2 апреля Банк Франции потребовал объявить заем в размере 50 миллионов франков и произвести новую эмиссию банковских билетов. Бальзак понял, что разорен. Запершись в особняке Божон, он питался хлебом, сыром и салатом.
Нервное расстройство отразилось на зрении. У него то мелькали в глазах черные мушки, то все предметы двоились. «Слепота означала бы смерть». Наккар лечил его, накладывая нарывные пластыри на уши. Мать заменила этот «щадящий бальзам» на кровопускание из височной вены. После одного дня лечения он вслепую принялся писать письма. Барышни Сюрвиль, его племянницы, выполняли для него секретарскую работу.
В субботу 3 июня, опасаясь нового всплеска революционной активности в Париже, Бальзак уехал в Саше. Беспорядки на парижских улицах и политика отравляли ему жизнь. Посвятить себя государственным делам означало бы предать забвению личную жизнь, превратиться в управляющего непредсказуемым обществом. В Саше он вновь почувствовал умиротворяющую власть работы. Ему следовало бы написать «Мелких буржуа», но он «уподобился ленивой лошади, которая перешла на шаг». На этот раз лошадь сбила себе ноги.

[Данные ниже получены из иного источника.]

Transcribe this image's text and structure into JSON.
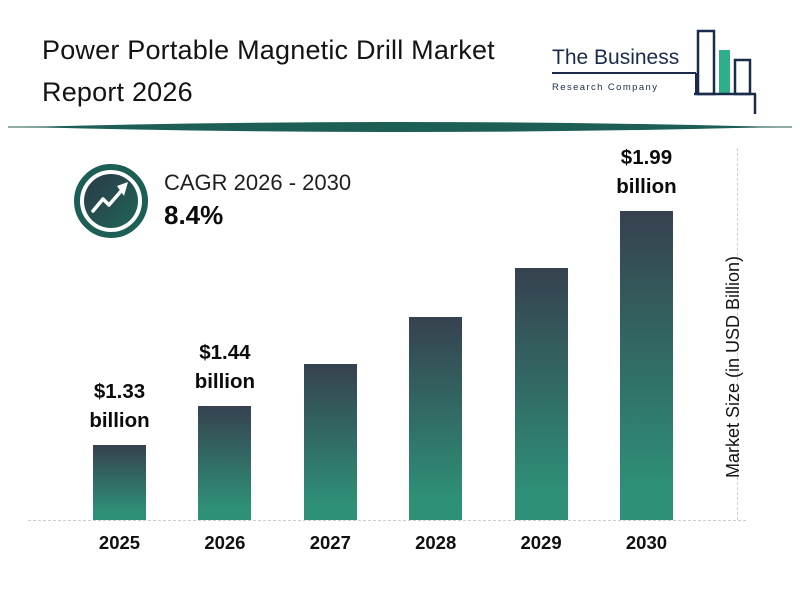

Теперь нервная болезнь коснулась сердца. Он захотел повторить знаменитую прогулку из Саше в Тур, описанную в романе «Лилия долины». Но «я более не могу ни подняться даже на незначительную высоту, ни быстро шагать».
Находясь в Туре, Бальзак узнал об июньских событиях. Говорили о 25 тысячах погибших. Две тысячи восставших были ранены и 1500 убиты. Национальная гвардия понесла значительные потери.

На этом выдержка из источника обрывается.